Sappiamo che il patron Gaucci, ogni domenica, tiene un filo diretto con i dirigenti rossoblù per avere informazioni a caldo sull’andamento delle partite della Samb. Nei prossimi giorni vedrà anche il filmato di Samb-Crotone. Però, se il patron ha a cuore le sorti della Samb e se vuole aiutare questo gruppo a centrare i risultati promessi nella serata di Piazza San Giovanni Battista, una scappata a San Benedetto, per parlare con tifosi, stampa e squadra, non ci starebbe male.
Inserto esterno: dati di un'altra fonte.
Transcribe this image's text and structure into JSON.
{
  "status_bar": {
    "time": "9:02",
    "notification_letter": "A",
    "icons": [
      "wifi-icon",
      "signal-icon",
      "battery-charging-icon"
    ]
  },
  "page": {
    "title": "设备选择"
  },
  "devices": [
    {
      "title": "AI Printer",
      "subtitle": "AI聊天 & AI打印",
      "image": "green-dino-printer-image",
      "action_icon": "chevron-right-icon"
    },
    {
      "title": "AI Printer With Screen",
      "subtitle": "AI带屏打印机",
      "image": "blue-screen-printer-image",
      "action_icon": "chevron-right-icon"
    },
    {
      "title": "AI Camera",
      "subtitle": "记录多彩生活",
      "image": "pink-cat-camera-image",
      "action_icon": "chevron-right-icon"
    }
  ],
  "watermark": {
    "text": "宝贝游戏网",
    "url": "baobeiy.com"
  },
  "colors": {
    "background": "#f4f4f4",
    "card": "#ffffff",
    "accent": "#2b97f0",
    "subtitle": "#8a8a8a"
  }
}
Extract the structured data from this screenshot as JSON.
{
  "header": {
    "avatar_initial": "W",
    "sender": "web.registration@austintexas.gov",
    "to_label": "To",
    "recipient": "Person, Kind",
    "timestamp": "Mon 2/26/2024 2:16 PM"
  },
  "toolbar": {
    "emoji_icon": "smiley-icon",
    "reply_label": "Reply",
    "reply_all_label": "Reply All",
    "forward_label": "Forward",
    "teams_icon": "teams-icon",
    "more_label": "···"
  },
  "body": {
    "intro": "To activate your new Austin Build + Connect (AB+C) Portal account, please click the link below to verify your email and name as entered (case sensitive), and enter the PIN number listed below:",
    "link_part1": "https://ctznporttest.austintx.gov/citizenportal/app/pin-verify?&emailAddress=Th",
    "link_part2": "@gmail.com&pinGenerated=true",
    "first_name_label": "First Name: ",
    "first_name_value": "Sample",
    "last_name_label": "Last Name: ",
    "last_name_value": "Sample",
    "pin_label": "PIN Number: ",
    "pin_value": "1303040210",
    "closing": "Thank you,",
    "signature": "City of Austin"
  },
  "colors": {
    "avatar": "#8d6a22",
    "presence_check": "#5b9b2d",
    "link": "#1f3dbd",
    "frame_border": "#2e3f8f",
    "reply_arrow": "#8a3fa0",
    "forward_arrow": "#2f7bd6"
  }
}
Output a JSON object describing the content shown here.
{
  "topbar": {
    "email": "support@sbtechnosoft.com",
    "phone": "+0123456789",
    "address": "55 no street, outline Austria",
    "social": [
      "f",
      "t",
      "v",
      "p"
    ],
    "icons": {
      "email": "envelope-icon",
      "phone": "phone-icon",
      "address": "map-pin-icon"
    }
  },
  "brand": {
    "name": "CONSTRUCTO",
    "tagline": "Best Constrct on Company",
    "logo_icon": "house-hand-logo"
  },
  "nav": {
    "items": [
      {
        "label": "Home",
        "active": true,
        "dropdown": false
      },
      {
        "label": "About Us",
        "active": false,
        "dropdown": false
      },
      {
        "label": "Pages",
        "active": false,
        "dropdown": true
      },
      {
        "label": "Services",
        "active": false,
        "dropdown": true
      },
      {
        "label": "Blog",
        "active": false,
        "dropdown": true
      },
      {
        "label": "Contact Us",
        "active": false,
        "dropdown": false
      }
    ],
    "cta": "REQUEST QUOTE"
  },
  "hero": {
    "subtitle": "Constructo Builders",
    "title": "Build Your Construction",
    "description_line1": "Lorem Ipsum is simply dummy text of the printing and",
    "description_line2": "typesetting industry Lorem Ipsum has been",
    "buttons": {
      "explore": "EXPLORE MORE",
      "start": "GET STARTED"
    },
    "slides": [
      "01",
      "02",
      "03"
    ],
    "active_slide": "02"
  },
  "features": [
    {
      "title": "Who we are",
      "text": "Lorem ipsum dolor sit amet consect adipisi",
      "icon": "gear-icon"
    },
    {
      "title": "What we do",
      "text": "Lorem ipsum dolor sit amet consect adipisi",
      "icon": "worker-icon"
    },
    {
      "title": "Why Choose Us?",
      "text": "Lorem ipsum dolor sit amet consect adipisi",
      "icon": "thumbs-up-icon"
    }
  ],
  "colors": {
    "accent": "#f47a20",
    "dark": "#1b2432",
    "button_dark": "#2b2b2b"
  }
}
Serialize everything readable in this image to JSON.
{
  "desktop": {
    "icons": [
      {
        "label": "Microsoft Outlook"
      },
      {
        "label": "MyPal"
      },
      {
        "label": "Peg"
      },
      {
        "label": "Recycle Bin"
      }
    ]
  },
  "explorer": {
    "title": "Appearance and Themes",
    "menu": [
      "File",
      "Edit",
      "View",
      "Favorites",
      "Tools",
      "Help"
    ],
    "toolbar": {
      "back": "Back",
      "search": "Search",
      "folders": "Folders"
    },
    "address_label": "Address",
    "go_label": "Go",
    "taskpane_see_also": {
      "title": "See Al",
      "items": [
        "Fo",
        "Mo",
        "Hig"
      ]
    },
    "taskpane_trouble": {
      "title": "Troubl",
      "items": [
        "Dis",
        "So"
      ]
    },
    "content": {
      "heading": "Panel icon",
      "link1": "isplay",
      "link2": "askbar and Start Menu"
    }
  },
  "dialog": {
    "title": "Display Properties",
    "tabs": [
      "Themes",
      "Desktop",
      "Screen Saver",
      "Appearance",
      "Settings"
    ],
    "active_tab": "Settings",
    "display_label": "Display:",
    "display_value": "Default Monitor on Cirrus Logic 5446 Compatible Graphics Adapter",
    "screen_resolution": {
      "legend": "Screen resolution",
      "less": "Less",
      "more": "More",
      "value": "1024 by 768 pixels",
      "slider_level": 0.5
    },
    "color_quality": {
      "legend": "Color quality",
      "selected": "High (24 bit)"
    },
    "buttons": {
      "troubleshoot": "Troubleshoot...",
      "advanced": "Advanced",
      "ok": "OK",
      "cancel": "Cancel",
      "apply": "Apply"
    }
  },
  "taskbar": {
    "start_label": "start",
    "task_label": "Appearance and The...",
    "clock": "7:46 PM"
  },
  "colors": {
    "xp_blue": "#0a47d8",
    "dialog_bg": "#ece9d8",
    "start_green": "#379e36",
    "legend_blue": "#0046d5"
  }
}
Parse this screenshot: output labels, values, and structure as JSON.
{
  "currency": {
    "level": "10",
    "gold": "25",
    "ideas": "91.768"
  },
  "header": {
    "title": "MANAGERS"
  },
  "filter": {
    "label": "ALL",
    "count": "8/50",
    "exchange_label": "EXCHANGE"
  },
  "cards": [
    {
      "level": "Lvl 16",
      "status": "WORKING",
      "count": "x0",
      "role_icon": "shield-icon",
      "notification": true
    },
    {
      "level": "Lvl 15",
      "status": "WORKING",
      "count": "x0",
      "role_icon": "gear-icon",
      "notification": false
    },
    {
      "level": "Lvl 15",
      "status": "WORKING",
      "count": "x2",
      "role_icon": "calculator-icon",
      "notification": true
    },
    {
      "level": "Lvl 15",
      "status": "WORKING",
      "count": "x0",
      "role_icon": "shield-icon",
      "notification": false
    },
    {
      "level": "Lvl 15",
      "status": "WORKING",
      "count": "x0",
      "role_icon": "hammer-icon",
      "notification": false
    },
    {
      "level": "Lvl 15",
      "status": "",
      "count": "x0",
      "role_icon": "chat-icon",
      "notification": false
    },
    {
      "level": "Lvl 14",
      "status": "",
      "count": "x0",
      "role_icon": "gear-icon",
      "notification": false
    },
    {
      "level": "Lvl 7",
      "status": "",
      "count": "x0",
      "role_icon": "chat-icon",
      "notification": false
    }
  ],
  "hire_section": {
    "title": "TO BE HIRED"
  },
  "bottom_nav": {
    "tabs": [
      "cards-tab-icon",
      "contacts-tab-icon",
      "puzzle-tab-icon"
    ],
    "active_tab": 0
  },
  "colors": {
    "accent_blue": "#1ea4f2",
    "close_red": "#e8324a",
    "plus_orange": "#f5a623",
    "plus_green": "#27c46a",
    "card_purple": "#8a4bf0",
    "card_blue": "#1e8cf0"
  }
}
L’assenza dei Gaucci a San Benedetto dura dai primi di novembre, quando Luciano mise fine al caso Agnello. Però Gaucci è una persona troppo intelligente e troppo addentro al mondo del calcio per non sapere che, quando le cose vanno bene, si può soprassedere quasi su tutto, mentre nei momenti difficili la presenza e la vicinanza di un personaggio quale Gaucci può dare quella carica e quella sicurezza necessarie a superare tutti gli ostacoli. I tifosi chiedono a viva voce la venuta di Gaucci a San Benedetto (dove potrebbe giungere già giovedì prossimo), e il patron dovrebbe ascoltare queste richieste anche per ricompattare un ambiente sanguigno come pochi altri, e che, anche senza alcuna malignità, rischia di innervosirsi eccessivamente in questo momento fondamentale del campionato.

La Samb riprenderà ad allenarsi domani pomeriggio. Ogliari, giunto all’ottava ammonizione stagionale, salterà la trasferta di Martinafranca, in programma il 2 marzo; nessuno squalificato nell squadra pugliese. Il suo posto potrebbe essere preso da De Amicis (con Corradi schierato come esterno sinistro di centrocampo), o dal giovane Quondamatteo.